Rosales joined the UCI sociology faculty in 2014 following a Chancellor’s Postdoctoral Fellowship at UC San Diego in the Center for Comparative Immigration Studies. She has a Ph.D. in sociology from UCLA. Her research focuses on international migration, informal economies and ethnic/immigrant enclaves. In Fruteros, she tells the stories of Los Angeles street vendors and the complex structure of their paisano social networks that have both helped and hindered their new lives in the U.S. Her work examines the hometown links that can be lifelines for entry to the U.S. as well as exploitive networks for an already marginalized population.

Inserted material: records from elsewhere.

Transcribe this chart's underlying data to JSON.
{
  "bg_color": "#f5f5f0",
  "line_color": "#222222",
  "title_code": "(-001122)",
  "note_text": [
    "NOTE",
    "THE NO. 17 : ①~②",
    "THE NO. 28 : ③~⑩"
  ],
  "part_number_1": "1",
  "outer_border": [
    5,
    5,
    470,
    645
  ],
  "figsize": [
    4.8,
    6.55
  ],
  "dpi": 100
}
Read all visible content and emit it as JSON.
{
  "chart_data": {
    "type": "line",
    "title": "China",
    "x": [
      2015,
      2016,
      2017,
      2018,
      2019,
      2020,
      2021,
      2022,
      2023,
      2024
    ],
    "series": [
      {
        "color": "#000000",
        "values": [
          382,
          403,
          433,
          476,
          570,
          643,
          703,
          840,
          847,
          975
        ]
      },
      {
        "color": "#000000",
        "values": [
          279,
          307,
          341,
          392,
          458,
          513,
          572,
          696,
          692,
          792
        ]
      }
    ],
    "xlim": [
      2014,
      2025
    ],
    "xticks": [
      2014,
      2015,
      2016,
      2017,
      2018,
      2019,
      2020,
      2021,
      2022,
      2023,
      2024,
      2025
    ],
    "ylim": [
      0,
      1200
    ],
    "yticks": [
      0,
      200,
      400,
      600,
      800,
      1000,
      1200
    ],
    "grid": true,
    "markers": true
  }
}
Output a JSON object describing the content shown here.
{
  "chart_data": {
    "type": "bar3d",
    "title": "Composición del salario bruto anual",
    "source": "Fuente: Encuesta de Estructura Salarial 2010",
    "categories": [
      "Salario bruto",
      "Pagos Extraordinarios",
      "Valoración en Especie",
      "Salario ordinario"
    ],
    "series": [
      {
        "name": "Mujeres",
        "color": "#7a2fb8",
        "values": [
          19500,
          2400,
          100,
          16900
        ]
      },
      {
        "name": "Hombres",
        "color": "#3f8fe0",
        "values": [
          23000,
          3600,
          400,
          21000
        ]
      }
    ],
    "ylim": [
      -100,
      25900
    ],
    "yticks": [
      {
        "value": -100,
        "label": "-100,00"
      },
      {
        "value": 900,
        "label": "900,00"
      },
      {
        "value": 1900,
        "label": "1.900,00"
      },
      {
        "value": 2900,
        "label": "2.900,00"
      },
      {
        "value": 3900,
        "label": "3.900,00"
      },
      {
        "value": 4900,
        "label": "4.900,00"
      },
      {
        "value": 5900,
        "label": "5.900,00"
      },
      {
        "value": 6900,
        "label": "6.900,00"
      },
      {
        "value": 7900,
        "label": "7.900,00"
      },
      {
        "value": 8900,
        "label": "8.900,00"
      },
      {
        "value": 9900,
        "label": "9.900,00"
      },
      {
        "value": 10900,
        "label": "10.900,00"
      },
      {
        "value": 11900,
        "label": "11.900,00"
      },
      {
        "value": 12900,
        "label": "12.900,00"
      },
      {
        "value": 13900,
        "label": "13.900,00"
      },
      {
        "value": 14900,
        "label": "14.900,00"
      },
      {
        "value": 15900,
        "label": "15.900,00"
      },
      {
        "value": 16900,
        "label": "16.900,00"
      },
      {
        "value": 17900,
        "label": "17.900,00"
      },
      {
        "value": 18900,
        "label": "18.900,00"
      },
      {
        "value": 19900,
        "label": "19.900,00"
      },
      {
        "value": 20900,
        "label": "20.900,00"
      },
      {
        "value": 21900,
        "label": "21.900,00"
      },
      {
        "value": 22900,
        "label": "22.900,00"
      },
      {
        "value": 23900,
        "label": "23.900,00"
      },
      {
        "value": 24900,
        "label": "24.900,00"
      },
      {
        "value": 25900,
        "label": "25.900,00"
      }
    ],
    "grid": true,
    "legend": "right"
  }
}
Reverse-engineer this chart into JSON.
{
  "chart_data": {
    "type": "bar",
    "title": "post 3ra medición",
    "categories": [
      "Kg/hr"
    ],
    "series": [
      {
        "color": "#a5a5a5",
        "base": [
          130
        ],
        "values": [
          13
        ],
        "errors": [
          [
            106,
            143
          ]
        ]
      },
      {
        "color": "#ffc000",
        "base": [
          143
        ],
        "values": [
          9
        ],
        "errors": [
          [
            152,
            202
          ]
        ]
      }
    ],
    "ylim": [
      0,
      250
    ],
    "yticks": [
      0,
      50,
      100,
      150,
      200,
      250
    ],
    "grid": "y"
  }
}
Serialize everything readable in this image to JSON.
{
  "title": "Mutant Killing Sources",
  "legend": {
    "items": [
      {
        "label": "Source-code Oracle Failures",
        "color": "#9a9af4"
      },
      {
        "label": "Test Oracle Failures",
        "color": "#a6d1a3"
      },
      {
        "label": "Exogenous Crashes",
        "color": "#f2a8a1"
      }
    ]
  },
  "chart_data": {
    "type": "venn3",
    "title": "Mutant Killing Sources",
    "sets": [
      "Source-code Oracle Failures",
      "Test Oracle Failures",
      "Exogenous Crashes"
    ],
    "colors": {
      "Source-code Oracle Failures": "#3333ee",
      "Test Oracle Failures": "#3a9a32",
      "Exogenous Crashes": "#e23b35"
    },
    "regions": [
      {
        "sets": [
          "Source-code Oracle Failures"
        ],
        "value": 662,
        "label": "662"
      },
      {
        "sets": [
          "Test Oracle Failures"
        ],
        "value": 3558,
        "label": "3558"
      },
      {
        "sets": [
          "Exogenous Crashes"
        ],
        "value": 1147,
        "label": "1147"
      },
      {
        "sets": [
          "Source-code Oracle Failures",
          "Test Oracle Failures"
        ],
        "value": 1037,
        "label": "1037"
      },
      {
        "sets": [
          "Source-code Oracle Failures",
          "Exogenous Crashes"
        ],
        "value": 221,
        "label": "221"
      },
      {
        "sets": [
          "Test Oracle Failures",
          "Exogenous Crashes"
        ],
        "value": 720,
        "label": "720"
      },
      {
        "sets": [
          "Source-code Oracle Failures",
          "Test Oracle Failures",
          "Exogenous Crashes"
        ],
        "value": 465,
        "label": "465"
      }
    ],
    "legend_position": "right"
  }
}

Telles joined the UCI faculty in 2020 as a leading figure in the study of race and ethnicity in the Americas and on immigrant integration, intergenerational change and mobility among Mexican Americans. He earned his Ph.D. in sociology at the University of Texas at Austin and has held faculty positions at UCLA, Princeton and UC Santa Barbara. His work – the topic of six books - has been instrumental in helping increase understanding of how race and inequality interact in the Americas. In his award-winning Durable Ethnicity, Telles and co-author Sue dive deeply into how, when, and why ethnicity matters for multiple generations of Mexican Americans. They find individual experiences are largely shaped by structural and institutional forces that promote and sustain ethnicity, which the co-authors dub as ethnic core.

Rosales and Telles will be among this year’s award recipients honored at the ASA annual meeting to be held virtually August 6-10.